In the event of a conventional war going badly, at what point do we go nuclear?
The answer might have been: not until Soviet troops entered France. This kind of problem is why nukes didn't make conventional forces obsolete.
Today it is Vladimir Putin who has a conventional war which is going badly. He still holds large areas of Ukrainian territory, but his troops are falling back.
Putin may be able to mobilise at least some of the huge reserves of manpower which are theoretically available with a full Russian call-up, though this appears to be going extremely badly so far.
Even if a useful mobilisation can be conducted without overwhelming domestic opposition, Russia will struggle to equip its unwilling cannon-fodder and supply them for a long-term war.
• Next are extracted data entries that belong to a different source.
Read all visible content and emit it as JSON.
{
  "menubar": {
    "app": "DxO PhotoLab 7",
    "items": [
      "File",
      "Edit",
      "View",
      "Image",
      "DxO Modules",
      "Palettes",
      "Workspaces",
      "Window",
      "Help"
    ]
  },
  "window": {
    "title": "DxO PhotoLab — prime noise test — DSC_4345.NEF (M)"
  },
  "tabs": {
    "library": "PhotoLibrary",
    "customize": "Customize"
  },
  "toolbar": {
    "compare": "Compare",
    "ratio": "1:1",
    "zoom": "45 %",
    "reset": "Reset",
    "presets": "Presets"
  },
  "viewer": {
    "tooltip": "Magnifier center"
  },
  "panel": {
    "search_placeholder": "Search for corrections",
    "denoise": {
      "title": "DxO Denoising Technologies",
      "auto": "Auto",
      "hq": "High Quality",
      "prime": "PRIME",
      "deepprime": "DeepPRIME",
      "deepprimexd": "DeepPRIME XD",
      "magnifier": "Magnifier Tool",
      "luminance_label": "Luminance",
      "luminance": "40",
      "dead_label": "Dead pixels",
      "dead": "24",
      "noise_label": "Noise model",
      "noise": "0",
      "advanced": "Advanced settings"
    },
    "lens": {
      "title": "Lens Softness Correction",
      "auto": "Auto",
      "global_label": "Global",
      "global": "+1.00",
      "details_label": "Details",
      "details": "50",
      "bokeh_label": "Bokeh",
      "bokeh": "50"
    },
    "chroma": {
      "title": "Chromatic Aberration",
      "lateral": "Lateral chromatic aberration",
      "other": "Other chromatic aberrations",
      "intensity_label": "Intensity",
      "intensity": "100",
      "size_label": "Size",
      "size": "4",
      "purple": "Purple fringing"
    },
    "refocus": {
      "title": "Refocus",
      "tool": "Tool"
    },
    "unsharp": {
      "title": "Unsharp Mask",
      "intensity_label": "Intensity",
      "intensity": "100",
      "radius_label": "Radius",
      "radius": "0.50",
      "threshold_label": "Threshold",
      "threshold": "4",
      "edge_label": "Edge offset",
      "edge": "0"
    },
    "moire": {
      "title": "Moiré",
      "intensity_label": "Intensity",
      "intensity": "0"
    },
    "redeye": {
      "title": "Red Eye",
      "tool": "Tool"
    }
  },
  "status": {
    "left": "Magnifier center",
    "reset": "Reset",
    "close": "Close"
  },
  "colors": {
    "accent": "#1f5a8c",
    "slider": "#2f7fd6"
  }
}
The new conscripts will be facing determined Ukrainians who are fighting to save their people from murder, rape, torture and mass disappearance into the gulags. Ukrainian troops have already stopped Russia’s best, the “kontraktniki” professional soldiers who began the invasion, literally dead in their tracks.
Even Russians should be able to see that seizing territory and then going nuclear if it’s taken back is not something the rest of the world can possibly accept.
Worse still, as long as some Western nations remain resolute, the Ukrainians will be well armed and supplied from effectively inexhaustible resources of money and material.
The West in general does not maintain huge stockpiles of munitions and there may well be hiccups in the supply chains. Nonetheless the US in particular has shown during recent wars – for instance in Syria when shortages of surgical smart weapons occurred – that it can crank up new production very quickly when it wants to.
So Putin is under pressure. But he is not in the situation that Nato might have been in a hot 1980s war, reeling back towards France. Putin is not back from his start line, but still well forward of it.
Even Russians should be able to see that seizing territory and then going nuclear if it’s taken back is not something the rest of the world can possibly accept. And bogus gunpoint referendums clearly don't make Ukrainians into Russians.
Russians know this too, as they didn't get a vote on whether they would like to be Russian, or on anything else.